Concrètement, faites l’inverse de ce qui est habituellement recommandé. Les femmes ont besoin, pour perdre du poids, d’efforts intenses, en anaérobie, associés à un programme progressif de force. De l’entraînement complémentaire par intervalles (gare aux interférences) peut être ajouté pour optimiser le métabolisme des lipides.

L’entraînement régulier est essentiel pour optimiser l’utilisation des lipides par le corps. Les femmes qui suivent ce programme doivent être aussi actives que possible la journée pour limiter leur consommation de glucides au profit des lipides. Enfin, faites attention au régime. Il doit être progressif, pour limiter le stress sur l’organisme. Une réduction drastique des calories peut augmenter le cortisol et bloquer l’utilisation des graisses.

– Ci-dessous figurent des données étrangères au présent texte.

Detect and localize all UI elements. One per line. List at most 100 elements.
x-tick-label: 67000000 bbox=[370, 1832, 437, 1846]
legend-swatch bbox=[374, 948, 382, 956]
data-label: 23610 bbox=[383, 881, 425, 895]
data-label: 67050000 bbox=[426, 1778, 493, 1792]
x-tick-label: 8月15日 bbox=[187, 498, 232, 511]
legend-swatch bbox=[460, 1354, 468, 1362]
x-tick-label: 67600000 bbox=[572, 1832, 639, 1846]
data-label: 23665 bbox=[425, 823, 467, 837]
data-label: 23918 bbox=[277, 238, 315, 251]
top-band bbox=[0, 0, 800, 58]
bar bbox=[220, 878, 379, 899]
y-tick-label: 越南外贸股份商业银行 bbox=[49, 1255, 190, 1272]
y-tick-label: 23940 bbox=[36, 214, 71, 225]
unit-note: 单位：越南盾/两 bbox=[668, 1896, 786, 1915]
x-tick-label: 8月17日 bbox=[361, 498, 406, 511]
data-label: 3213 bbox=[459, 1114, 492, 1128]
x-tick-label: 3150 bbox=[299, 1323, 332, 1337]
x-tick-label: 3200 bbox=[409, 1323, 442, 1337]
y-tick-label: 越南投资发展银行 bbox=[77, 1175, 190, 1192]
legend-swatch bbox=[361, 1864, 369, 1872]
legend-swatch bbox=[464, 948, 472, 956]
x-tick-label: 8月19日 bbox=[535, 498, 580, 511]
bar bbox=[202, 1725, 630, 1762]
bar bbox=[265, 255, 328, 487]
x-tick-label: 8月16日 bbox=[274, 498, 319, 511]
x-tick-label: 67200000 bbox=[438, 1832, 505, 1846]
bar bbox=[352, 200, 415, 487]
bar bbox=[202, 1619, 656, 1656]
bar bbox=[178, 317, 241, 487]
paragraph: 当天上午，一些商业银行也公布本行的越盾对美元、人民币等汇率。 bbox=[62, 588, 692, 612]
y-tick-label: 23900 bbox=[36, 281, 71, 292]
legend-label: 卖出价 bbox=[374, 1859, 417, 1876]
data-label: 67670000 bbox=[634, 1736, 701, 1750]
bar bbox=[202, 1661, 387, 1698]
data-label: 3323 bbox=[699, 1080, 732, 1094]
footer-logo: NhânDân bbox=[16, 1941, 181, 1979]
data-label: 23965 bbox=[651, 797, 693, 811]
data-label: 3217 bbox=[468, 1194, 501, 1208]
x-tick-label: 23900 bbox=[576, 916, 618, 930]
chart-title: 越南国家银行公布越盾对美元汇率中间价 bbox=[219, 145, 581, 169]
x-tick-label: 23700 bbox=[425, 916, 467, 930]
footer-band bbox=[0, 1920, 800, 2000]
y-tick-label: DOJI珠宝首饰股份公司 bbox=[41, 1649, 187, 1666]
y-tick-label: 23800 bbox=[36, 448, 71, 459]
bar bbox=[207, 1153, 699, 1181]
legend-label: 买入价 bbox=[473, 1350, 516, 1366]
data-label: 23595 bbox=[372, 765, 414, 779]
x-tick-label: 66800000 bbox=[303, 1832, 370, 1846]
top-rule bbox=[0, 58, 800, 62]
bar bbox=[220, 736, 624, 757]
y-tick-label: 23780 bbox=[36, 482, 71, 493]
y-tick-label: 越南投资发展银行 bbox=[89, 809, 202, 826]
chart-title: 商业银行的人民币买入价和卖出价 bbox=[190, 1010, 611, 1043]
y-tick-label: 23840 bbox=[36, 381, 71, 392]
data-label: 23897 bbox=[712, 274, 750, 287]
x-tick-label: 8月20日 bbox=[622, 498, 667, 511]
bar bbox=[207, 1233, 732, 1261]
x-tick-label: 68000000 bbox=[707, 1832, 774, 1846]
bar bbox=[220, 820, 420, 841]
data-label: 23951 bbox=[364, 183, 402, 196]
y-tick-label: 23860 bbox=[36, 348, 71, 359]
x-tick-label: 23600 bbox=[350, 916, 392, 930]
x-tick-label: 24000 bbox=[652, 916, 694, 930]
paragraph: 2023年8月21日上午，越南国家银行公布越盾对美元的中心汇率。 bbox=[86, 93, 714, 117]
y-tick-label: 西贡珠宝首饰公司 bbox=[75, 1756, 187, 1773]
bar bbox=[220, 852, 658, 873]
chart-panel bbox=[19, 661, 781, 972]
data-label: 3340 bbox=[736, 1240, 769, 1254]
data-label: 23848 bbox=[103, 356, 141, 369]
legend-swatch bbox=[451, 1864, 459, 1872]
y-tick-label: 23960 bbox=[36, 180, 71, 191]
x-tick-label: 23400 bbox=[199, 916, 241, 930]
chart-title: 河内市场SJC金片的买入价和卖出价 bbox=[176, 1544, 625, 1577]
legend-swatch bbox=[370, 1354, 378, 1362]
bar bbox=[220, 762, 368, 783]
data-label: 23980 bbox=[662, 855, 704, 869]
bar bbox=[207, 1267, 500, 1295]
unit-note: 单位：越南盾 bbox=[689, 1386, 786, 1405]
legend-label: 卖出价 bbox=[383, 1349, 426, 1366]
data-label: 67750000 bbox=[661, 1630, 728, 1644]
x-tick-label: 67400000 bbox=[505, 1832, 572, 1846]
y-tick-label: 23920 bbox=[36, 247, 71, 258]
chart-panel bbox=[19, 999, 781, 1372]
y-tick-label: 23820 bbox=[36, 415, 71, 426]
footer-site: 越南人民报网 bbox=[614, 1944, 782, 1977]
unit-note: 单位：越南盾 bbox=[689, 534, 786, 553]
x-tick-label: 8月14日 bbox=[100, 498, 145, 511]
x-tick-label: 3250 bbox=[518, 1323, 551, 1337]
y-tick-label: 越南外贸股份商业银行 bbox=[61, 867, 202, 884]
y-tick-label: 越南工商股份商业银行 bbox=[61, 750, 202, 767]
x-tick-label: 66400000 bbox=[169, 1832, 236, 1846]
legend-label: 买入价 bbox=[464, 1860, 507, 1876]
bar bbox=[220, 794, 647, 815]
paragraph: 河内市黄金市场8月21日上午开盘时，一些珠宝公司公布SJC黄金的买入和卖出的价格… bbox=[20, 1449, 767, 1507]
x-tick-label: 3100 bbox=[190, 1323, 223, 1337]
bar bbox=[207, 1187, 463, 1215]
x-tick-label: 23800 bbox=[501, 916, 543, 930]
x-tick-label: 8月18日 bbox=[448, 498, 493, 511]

Voici un cadre non exhaustif pour calibrer des entraînements intenses dans une logique de perte de poids lors de la préparation physiques des femmes. Il est inspiré du protocole Wingate, qui a fait ses preuves dans de nombreuses études.

préparation physique des femmes

Comment éviter les troubles physiologiques chez la femme ?

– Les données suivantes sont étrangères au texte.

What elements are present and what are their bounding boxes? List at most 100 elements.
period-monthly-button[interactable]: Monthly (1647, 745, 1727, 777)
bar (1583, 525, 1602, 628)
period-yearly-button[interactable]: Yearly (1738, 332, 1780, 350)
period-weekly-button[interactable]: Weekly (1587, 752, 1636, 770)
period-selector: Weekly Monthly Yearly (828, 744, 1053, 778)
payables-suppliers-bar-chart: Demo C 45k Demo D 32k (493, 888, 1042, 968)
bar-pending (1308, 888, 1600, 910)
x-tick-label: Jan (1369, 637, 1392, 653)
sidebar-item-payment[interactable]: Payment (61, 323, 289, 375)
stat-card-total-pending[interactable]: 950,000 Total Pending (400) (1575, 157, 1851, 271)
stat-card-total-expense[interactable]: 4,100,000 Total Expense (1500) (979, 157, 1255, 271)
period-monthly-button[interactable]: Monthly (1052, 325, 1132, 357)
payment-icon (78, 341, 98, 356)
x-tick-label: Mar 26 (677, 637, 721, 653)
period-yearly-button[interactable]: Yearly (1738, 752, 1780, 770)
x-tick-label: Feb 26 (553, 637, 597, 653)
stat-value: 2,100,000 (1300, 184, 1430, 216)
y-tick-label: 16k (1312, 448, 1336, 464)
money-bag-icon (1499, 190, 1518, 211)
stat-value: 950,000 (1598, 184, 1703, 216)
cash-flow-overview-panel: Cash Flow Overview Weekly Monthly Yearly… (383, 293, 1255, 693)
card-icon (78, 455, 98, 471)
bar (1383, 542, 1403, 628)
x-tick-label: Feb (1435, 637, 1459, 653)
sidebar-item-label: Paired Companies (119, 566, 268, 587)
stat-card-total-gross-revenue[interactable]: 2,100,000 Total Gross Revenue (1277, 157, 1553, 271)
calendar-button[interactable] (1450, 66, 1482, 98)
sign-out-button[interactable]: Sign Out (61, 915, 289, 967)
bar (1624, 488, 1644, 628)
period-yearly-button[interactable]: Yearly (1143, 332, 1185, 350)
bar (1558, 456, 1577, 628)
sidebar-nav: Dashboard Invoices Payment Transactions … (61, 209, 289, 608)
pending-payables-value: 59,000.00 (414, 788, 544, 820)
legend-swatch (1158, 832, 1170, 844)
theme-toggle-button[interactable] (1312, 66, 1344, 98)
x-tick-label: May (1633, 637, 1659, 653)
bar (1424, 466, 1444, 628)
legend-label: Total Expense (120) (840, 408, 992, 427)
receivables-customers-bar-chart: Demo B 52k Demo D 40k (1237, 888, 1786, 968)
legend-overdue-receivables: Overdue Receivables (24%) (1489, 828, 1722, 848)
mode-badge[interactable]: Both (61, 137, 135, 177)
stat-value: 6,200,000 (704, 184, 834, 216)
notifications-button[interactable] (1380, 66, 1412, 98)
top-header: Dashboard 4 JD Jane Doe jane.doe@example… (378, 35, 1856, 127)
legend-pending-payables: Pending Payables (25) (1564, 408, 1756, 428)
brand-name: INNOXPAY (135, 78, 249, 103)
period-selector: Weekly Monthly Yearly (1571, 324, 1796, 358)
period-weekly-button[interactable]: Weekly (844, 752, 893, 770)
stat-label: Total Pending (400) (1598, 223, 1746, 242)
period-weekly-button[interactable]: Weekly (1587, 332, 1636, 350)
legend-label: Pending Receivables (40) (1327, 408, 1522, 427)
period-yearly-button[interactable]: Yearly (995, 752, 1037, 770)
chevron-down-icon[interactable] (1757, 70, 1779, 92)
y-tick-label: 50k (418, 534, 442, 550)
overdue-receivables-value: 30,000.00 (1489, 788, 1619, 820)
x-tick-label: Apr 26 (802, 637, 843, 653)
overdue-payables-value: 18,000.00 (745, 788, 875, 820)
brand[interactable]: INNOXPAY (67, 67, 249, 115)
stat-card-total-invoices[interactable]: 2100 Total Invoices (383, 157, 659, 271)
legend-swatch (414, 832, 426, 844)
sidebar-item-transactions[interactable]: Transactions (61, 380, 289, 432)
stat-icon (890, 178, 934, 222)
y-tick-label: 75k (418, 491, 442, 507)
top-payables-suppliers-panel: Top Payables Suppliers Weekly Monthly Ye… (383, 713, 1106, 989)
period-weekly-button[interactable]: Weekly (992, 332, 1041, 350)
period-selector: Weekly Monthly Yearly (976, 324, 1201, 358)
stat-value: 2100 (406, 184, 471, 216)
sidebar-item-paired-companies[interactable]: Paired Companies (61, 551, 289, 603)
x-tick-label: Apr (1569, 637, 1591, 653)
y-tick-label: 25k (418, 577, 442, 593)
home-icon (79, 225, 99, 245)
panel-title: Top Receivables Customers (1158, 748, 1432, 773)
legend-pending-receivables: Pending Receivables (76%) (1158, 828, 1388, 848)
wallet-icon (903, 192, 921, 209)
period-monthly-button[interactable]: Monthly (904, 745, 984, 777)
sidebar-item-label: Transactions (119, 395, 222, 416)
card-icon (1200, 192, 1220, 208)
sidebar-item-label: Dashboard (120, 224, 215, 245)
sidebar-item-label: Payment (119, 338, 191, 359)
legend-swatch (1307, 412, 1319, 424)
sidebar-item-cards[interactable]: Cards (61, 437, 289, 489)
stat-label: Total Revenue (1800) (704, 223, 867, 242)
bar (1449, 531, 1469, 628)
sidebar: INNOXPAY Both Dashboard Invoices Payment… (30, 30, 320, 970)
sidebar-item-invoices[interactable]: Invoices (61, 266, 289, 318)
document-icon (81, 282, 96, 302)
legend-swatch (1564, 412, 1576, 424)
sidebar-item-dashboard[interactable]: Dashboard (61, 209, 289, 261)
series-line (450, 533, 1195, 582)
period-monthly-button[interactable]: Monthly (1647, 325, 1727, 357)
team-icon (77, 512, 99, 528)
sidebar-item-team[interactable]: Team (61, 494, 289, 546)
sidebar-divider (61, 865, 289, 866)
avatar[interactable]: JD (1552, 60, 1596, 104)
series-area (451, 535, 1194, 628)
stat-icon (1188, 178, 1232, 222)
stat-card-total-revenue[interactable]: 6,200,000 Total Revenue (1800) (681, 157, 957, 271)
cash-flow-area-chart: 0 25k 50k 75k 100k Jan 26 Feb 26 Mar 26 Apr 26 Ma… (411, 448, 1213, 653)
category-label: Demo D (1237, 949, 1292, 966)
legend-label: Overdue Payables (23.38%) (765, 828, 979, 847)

Les dérives de la pratique sportive excessive touchent aussi les femmes. Parmi les plus connus, la triade de la femme sportive. Elle se compose d’un ou plusieurs de ces dérèglements : troubles alimentaires, aménorrhées (absence de règles), et ostéoporose. Particulièrement exposées, les adolescentes doivent être accompagnées tôt et durant toute leur carrière pour l’éviter.

L’aménorrhée peut s’installer dans le temps, et devenir un problème grave. En cause ? Un volume, une intensité ou une fréquence d’entraînement trop élevés sur une durée prolongée. L’absence de premières règles chez les jeunes filles, ou l’arrêt des règles trois mois d’affilée constituent des signes d’alerte.

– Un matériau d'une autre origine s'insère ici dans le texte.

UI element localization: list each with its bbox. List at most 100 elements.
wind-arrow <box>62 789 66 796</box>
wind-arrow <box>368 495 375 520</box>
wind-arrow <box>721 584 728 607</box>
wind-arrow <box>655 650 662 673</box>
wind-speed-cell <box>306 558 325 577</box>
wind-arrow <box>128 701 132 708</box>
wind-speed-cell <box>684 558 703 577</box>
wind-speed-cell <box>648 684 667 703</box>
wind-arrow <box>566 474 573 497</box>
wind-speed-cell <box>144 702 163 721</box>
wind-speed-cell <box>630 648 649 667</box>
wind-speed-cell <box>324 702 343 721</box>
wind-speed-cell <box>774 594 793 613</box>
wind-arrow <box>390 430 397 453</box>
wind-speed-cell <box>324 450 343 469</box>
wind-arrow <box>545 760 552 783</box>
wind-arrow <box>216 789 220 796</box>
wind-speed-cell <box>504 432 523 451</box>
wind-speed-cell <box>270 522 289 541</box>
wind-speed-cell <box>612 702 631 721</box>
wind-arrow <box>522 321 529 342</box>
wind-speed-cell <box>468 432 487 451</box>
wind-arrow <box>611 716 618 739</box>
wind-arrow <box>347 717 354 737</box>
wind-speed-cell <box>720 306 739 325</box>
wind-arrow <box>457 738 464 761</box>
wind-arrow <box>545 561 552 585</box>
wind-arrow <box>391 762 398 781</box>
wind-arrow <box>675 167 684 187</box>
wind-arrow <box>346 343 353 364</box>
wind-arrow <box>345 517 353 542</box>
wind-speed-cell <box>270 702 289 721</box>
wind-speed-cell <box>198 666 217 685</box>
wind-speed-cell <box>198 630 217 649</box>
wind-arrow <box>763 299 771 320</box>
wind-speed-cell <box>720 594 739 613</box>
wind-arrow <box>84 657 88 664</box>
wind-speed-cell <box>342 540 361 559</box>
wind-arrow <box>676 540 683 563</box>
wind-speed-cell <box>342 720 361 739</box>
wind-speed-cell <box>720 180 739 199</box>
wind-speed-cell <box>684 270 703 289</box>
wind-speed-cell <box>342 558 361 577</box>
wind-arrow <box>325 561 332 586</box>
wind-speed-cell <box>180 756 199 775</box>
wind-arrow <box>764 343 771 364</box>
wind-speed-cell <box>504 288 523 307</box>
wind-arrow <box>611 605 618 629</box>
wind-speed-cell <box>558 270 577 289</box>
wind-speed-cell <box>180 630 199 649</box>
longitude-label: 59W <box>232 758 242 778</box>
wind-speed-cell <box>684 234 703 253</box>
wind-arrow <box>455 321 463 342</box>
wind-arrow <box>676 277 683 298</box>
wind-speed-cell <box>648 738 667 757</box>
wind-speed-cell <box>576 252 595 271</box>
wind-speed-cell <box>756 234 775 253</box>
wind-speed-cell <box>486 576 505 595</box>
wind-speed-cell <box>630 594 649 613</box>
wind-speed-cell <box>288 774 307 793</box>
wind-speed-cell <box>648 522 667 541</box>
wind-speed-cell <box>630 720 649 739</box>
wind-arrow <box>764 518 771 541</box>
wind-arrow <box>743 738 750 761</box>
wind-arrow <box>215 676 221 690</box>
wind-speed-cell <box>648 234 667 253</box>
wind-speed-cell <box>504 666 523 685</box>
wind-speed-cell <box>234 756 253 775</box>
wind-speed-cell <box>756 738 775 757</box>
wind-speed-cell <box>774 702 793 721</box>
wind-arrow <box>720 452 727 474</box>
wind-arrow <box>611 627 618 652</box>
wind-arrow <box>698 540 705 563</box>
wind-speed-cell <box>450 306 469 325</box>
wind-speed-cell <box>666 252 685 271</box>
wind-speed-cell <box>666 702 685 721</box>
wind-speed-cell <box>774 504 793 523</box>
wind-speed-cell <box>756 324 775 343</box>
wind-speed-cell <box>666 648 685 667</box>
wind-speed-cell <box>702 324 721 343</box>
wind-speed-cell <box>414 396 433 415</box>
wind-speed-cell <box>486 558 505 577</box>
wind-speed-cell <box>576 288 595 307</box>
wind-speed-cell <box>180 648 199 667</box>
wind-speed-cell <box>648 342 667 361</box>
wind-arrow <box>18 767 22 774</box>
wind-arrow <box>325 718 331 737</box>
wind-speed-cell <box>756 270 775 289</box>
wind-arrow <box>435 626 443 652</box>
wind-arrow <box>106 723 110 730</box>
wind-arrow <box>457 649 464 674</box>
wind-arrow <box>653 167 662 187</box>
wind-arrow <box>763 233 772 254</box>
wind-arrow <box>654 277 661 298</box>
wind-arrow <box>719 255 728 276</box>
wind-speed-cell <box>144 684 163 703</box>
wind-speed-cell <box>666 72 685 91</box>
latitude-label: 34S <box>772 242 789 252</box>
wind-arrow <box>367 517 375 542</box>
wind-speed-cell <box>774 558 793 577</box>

En temps normal, l’organisme stocke du calcium et autres minéraux, indispensables à l’effort physique et à la solidité ostéo-articulaire. Lors d’une perte de calcium et de minéraux, induite par l’aménorrhée, des cellules spécifiques piochent directement dans le tissu osseux. Les risques ? Fracture de fatigue, ou encore ostéoporose.

Ce qu’il faut faire

L’entraîneur, les proches de l’athlète doivent prendre le problème de l’aménorrhée très au sérieux. Pour anticiper, veillez à contrôler la charge d’entraînement dans sa progressivité, en volume, intensité et fréquence. Une fois le problème décelé, l’intervention d’un médecin devient incontournable. Par ailleurs, veillez à contrôler l’alimentation pour que les sorties s’équilibrent avec les apports et être vigilant sur tous les signes de troubles alimentaires.

L’activité physique permet de lutter contre la fragilisation osseuse féminine : en renforçant les structures osseuses et articulaires, en adaptant les apports nutritionnels (calcium, fer, vitamine D et minéraux), et éventuellement en ajoutant un apport pharmacologique, l’activité physique peut réduire la perte du tissu osseux ou faciliter une augmentation des minéraux contenus dans l’os. Inutile de préciser que le renforcement musculaire, associé à des situations en équilibre précaire, permet de lutter contre leurs chutes et leurs effets.